PDA

Zobacz pełną wersję : [MkIII] Pompa wspomagania czy przekładnia?



boro2511
16-06-2011, 23:51
Witajcie Panowie,
Przed 2 tygodniami wybrałem się naszym mondeo w dłuższą trasę (150 km tam i z powrotem). Auto zachowywało się absolutnie bez zarzutu. Kiedy parkowałem pod domem zaczął się podczas kręcenia kierownicą dziwny dzwięk połączony z chrobotaniem. Nieco zdziwiony, po krótkim odpoczynku odpaliłem kompa i na naszym szacownym forum zacząłem szukać...
Wychodziło,że pompa wspomagania zakończyła swój żywot. Na drugi dzień potwierdziło się,że płyn w zbiorniczku był lekko spieniony więc "byłem w domu". Wkonałem telefon do znanego wrocławskim forumowiczom mechanika i umówiłem się na wizytę.
Po kilku godzinach od pozostawienia auta w warsztacie, pan zadzwonił do mnie i potwierdził diagnozę. Zdecydowałem się na zakup części regenerowanej na terenie Wrocławia, pojechałem po nią, uiściłem 4 stówki i dostarczyłem mechanikowi.
Na drugi dzień zgłosiłem się po odbiór auta, zapłaciłem kolejne 2 stówki za robotę (z wymianą płynu) i zostałem poinstruowany, że "przez jakiś czas-max 3-4 dni" pompa się będzie jeszcze odzywać, ale potem wszystko wróci do normy...
Samochodem jeździ moja żona, która będąc na macierzyńskim używa go jedynie do odbioru drugiej naszej pociechy z przedszkola.
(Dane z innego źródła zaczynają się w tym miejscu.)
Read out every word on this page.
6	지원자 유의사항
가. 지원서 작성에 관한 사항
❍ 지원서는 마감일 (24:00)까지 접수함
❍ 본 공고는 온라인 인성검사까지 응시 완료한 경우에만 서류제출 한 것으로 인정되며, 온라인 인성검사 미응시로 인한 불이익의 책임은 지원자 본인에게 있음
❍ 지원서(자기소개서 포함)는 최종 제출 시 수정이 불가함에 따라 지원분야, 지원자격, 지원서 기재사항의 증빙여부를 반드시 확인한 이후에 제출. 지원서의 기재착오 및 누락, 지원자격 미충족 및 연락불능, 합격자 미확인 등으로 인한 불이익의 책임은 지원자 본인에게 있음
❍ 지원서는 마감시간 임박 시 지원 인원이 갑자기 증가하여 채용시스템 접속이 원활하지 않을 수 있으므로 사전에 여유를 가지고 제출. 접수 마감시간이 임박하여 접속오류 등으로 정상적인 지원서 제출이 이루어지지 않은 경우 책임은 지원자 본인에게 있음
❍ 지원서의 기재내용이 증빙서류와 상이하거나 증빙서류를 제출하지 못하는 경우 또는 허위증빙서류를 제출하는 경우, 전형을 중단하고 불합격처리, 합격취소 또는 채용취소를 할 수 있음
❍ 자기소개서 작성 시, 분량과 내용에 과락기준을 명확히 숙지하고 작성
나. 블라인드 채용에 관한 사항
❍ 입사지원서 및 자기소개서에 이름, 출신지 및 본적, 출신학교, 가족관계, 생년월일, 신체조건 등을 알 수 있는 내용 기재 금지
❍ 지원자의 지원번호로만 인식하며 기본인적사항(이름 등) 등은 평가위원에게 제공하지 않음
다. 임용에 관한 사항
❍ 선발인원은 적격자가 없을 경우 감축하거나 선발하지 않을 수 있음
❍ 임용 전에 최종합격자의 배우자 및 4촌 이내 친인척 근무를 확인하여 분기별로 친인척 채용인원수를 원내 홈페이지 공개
Nie są to duże przebiegi-coś około 8-9 km dziennie...
Na pytanie zadane po 4 dniach "jak tam-ucichła ta pompa czy nie?" stwierdziła,że nic się nie zmieniło. Wsiadłem więc sam wieczorkiem i postanowiłem się z 20 minut przejechać. Faktycznie, dalej się odzywała z tym,że gdy auto wprawione było w ruch było to mniej słyszalne. Najgorzej słychać przy wolnej jeździe bądź maenwrowaniu w miejscu (wtedy przy kręceniu odczuwałem jakby lekkie opory,podczas których dzwięki się nasilały). Do tego otrzymałem informację od żony, że kiedy po nocy odpala go pierwszy raz, pierwsze ruchy kierownicą są bez absolutnie żadnych dzwięków(?)...Dopiero po chwili pompa znowu się odzywa:-(
Jako,że nacodzień nie dysponuje zbyt czasem, dzwonie najpierw do gościa od którego zakupiłem pompę i mówie mu jak jest. Pan nieco zdziwiony,ale bardzo uprzejmy poprosił mnie o sprawdzenie poziomu płynu w zbiorniczku a najlepiej jakbym do niego podjechał.
Cięzko było z czasem, ale dziś mi się udało. Pan podczas mojego kręcenia kierownicą zmarszczył czoło a następnie odkręcając korek stwierdził,że "...nie podoba mu się płyn bo powienien być malinowy". Mój był faktycznie raczej różowawy, ale nic, łapie za słuchawkę i dzwonię do mechanika z pytaniem jaki płyn został zalany. W odpowiedzi usłyszałem,że Mobil 200 coś tam, dokładnie nie pamiętam.Rozłączyłem się. Stanęło na tym,że pojeżdże jeszcze z tydzień i zobaczymy bo według sprzedawcy pompy do pełnej ciszy potrzebuje 300-500 km. Auto po wymianie zrobiło max 100...
Najzabawniejsze jest jednak to,że pan stwierdził (zaznaczając od razu,że to nic pewnego), że mogła ulec uszkodzeniu przekładnia...Trochę mnie to dziwi,że mechanik tego nie stwierdził....
Co radzicie? Może podjechać gdzie bliżej i wymienić płyn raz jeszcze (na bardziej malinowy) czy jeszcze poczekać zanim na poważnie zabiore się za obu panów szpeców?
Nie lubie płacić 2 razy za to samo, tzn za płyn jeszcze zdzierże, ale co robić-brać drugą pompe na reklamacje czy raczej zupełnie gdzie indziej potwierdzić usterkę przekładni?
Cene takowej na allegro już sprawdzałem (600-700 pln), ale wkurze się jak się okaże,że to od początku było to...
pozdrówki...
P.S
A już na dniach miałem go sprzedawać z myślą o przesiadce na nowszego...:-)

Netoper
17-06-2011, 09:14
To nie sprawa eksploatacyjna a usterkowa, więc do odpowiedniego działu przenoszę

tompiorko
17-06-2011, 09:23
Nowo zalany płyn obecnie jakiego jest koloru? Ubywa go?
Pompa po wymianie spokojnie powinna się "ułożyć" po krótszym czasie niż owy szpec wspomina.
Zatem, albo z pompą dalej jest coś nie tak, albo do układu dostaje się gdzieś lewe powietrze.
W ostateczności może być to magiel choć nie sądzę.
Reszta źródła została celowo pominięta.